To convert to polar coordinates:
x=rcosθ, y=rsinθ, x²+y²=r²
Integrand f(x,y)dxdy becomes r²(rdrdθ)=r³drdθ.
Now we need to convert x²+y²=2x:
r²=2rcosθ, r=2cosθ.
This enables us to work out the double integral limits.
The limits for the inner integral (r) are [0,2cosθ].

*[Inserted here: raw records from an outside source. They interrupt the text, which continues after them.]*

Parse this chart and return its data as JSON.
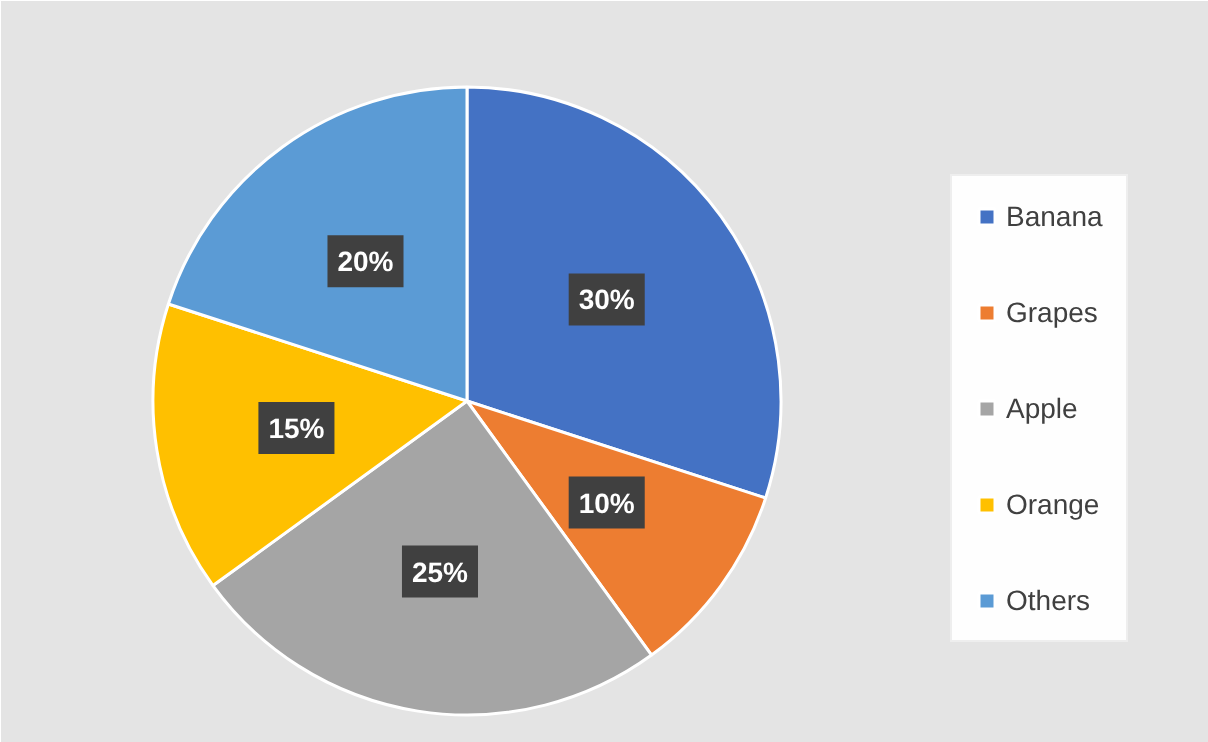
{
  "chart_data": {
    "type": "pie",
    "categories": [
      "Banana",
      "Grapes",
      "Apple",
      "Orange",
      "Others"
    ],
    "values": [
      30,
      10,
      25,
      15,
      20
    ],
    "colors": [
      "#4472c4",
      "#ed7d31",
      "#a5a5a5",
      "#ffc000",
      "#5b9bd5"
    ],
    "value_labels": [
      "30%",
      "10%",
      "25%",
      "15%",
      "20%"
    ],
    "legend": "right"
  }
}
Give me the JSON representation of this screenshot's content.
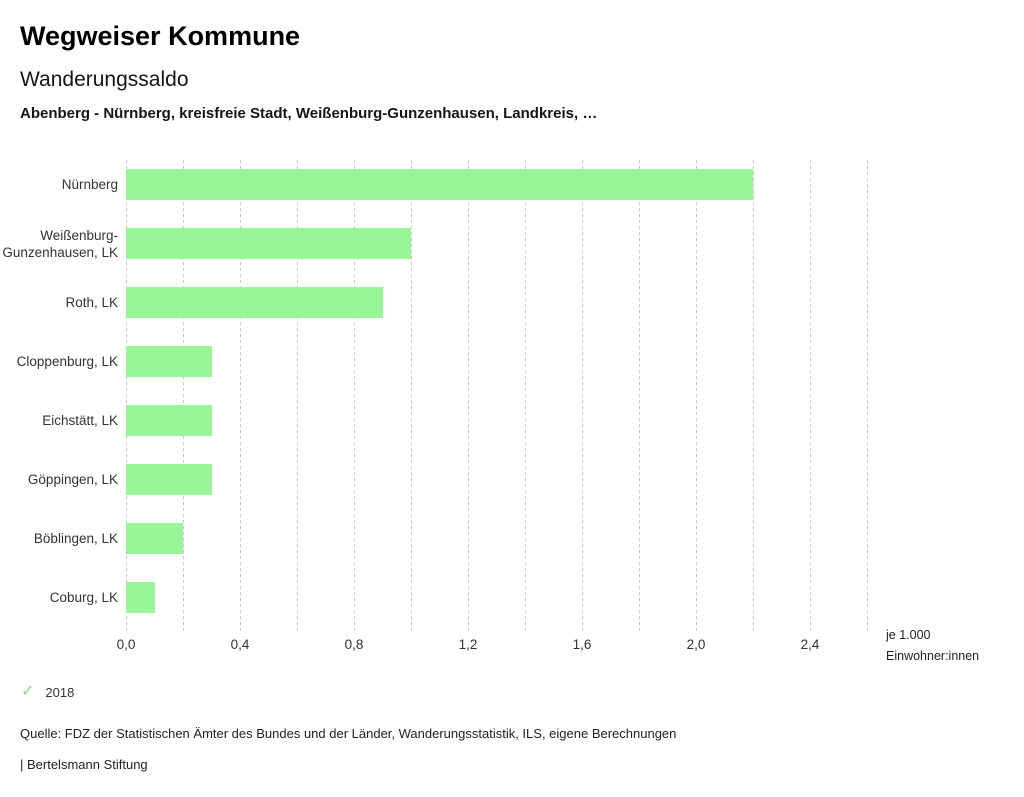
{
  "header": {
    "app_title": "Wegweiser Kommune",
    "chart_title": "Wanderungssaldo",
    "subtitle": "Abenberg - Nürnberg, kreisfreie Stadt, Weißenburg-Gunzenhausen, Landkreis, …"
  },
  "chart_data": {
    "type": "bar",
    "orientation": "horizontal",
    "title": "Wanderungssaldo",
    "categories": [
      "Nürnberg",
      "Weißenburg-Gunzenhausen, LK",
      "Roth, LK",
      "Cloppenburg, LK",
      "Eichstätt, LK",
      "Göppingen, LK",
      "Böblingen, LK",
      "Coburg, LK"
    ],
    "values": [
      2.2,
      1.0,
      0.9,
      0.3,
      0.3,
      0.3,
      0.2,
      0.1
    ],
    "unit": "je 1.000 Einwohner:innen",
    "unit_label_lines": [
      "je 1.000",
      "Einwohner:innen"
    ],
    "xlim": [
      0,
      2.6
    ],
    "grid_step": 0.2,
    "grid": true,
    "x_ticks": [
      {
        "label": "0,0",
        "value": 0.0
      },
      {
        "label": "0,4",
        "value": 0.4
      },
      {
        "label": "0,8",
        "value": 0.8
      },
      {
        "label": "1,2",
        "value": 1.2
      },
      {
        "label": "1,6",
        "value": 1.6
      },
      {
        "label": "2,0",
        "value": 2.0
      },
      {
        "label": "2,4",
        "value": 2.4
      }
    ],
    "bar_color": "#98f598",
    "legend": {
      "position": "bottom-left",
      "items": [
        {
          "label": "2018",
          "icon": "check",
          "color": "#8ddc8d"
        }
      ]
    }
  },
  "footer": {
    "source": "Quelle: FDZ der Statistischen Ämter des Bundes und der Länder, Wanderungsstatistik, ILS, eigene Berechnungen",
    "attribution": "| Bertelsmann Stiftung"
  }
}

The limits for the outer integral (θ) are [-π/2,π/2].
Evaluate inner integral r³dr=r⁴/4.
Applying the limits we get 16cos⁴θ/4=4cos⁴θ.

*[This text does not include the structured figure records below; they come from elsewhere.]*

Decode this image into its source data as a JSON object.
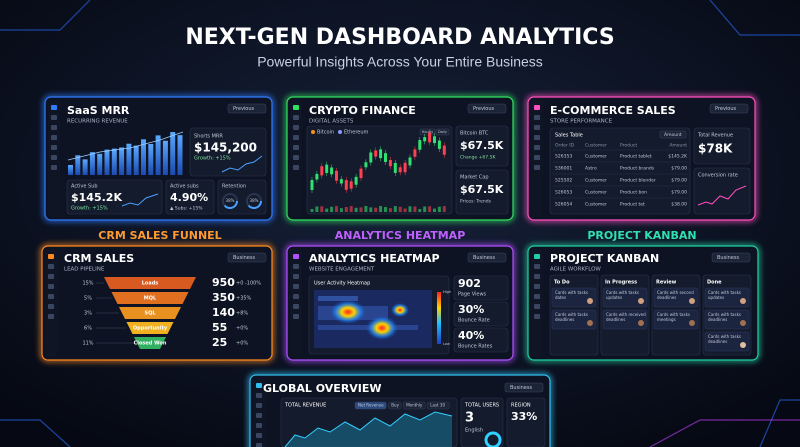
{
  "header": {
    "title": "NEXT-GEN DASHBOARD ANALYTICS",
    "subtitle": "Powerful Insights Across Your Entire Business"
  },
  "section_labels": [
    "CRM SALES FUNNEL",
    "ANALYTICS HEATMAP",
    "PROJECT KANBAN"
  ],
  "saas": {
    "title": "SaaS MRR",
    "subtitle": "RECURRING REVENUE",
    "dropdown": "Previous",
    "mrr": {
      "label": "Shorts MRR",
      "value": "$145,200",
      "note": "Growth: +15%"
    },
    "active": {
      "label": "Active Sub",
      "value": "$145.2K",
      "note": "Growth: +15%"
    },
    "subs": {
      "label": "Active subs",
      "value": "4.90%",
      "note": "▲ Subs: +15%"
    },
    "retention": {
      "label": "Retention",
      "rings": [
        "38%",
        "38%"
      ]
    }
  },
  "crypto": {
    "title": "CRYPTO FINANCE",
    "subtitle": "DIGITAL ASSETS",
    "dropdown": "Previous",
    "legend": [
      "Bitcoin",
      "Ethereum"
    ],
    "tabs": [
      "Hourly",
      "Daily"
    ],
    "btc": {
      "label": "Bitcoin BTC",
      "value": "$67.5K",
      "note": "Change +67.5K"
    },
    "cap": {
      "label": "Market Cap",
      "value": "$67.5K",
      "note": "Prices: Trends"
    }
  },
  "ecom": {
    "title": "E-COMMERCE SALES",
    "subtitle": "STORE PERFORMANCE",
    "dropdown": "Previous",
    "table": {
      "title": "Sales Table",
      "filter": "Amount",
      "columns": [
        "Order ID",
        "Customer",
        "Product",
        "Amount"
      ],
      "rows": [
        [
          "526353",
          "Customer",
          "Product tablet",
          "$145.2K"
        ],
        [
          "536001",
          "Astro",
          "Product brands",
          "$79.00"
        ],
        [
          "525502",
          "Customer",
          "Product blender",
          "$79.00"
        ],
        [
          "526053",
          "Customer",
          "Product bon",
          "$79.00"
        ],
        [
          "526054",
          "Customer",
          "Product tet",
          "$38.00"
        ]
      ]
    },
    "revenue": {
      "label": "Total Revenue",
      "value": "$78K"
    },
    "conversion": {
      "label": "Conversion rate"
    }
  },
  "crm": {
    "title": "CRM SALES",
    "subtitle": "LEAD PIPELINE",
    "dropdown": "Business",
    "stages": [
      {
        "name": "Loads",
        "share": "15%",
        "count": 950,
        "change": "+0 -100%"
      },
      {
        "name": "MQL",
        "share": "5%",
        "count": 350,
        "change": "+35%"
      },
      {
        "name": "SQL",
        "share": "3%",
        "count": 140,
        "change": "+8%"
      },
      {
        "name": "Opportunity",
        "share": "6%",
        "count": 55,
        "change": "+0%"
      },
      {
        "name": "Closed Won",
        "share": "11%",
        "count": 25,
        "change": "+0%"
      }
    ]
  },
  "heatmap": {
    "title": "ANALYTICS HEATMAP",
    "subtitle": "WEBSITE ENGAGEMENT",
    "dropdown": "Business",
    "card_title": "User Activity Heatmap",
    "scale": [
      "High",
      "Low"
    ],
    "stats": [
      {
        "value": "902",
        "label": "Page Views"
      },
      {
        "value": "30%",
        "label": "Bounce Rate"
      },
      {
        "value": "40%",
        "label": "Bounce Rates"
      }
    ]
  },
  "kanban": {
    "title": "PROJECT KANBAN",
    "subtitle": "AGILE WORKFLOW",
    "dropdown": "Business",
    "columns": [
      {
        "name": "To Do",
        "cards": [
          [
            "Cards with tasks",
            "dates"
          ],
          [
            "Cards with tasks",
            "deadlines"
          ]
        ]
      },
      {
        "name": "In Progress",
        "cards": [
          [
            "Cards with tasks",
            "updates"
          ],
          [
            "Cards with received",
            "deadlines"
          ]
        ]
      },
      {
        "name": "Review",
        "cards": [
          [
            "Cards with second",
            "deadlines"
          ],
          [
            "Cards with tasks",
            "meetings"
          ]
        ]
      },
      {
        "name": "Done",
        "cards": [
          [
            "Cards with tasks",
            "updates"
          ],
          [
            "Cards with tasks",
            "deadlines"
          ],
          [
            "Cards with tasks",
            "deadlines"
          ]
        ]
      }
    ]
  },
  "global": {
    "title": "GLOBAL OVERVIEW",
    "dropdown": "Business",
    "revenue_label": "TOTAL REVENUE",
    "pills": [
      "Net Revenue",
      "Buy",
      "Monthly",
      "Last 30"
    ],
    "users_label": "TOTAL USERS",
    "users_value": "3",
    "region_label": "REGION",
    "region_value": "33%",
    "region_name": "English"
  }
}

Evaluate outer integral 4∫cos⁴θdθ with limits [-π/2,π/2]:
cos²θ=(1+cos(2θ))/2; cos⁴θ=(1+2cos(2θ)+cos²(2θ))/4.
cos²(2θ)=(1+cos(4θ))/2; cos⁴θ=(2+4cos(2θ)+1+cos(4θ))/8.
cos⁴θ=(cos(4θ)+4cos(2θ)+3)/8.
Outer integral becomes:
½∫(cos(4θ)+4cos(2θ)+3)dθ=½(¼sin(4θ)+2sin(2θ)+3θ)[-π/2,π/2].
½(¼sin(2π)+2sinπ+3π/2-(¼sin(-2π)+2sin(-π)-3π/2))=
½(3π/2+3π/2)=3π/2.
So the double integral evaluates to 3π/2.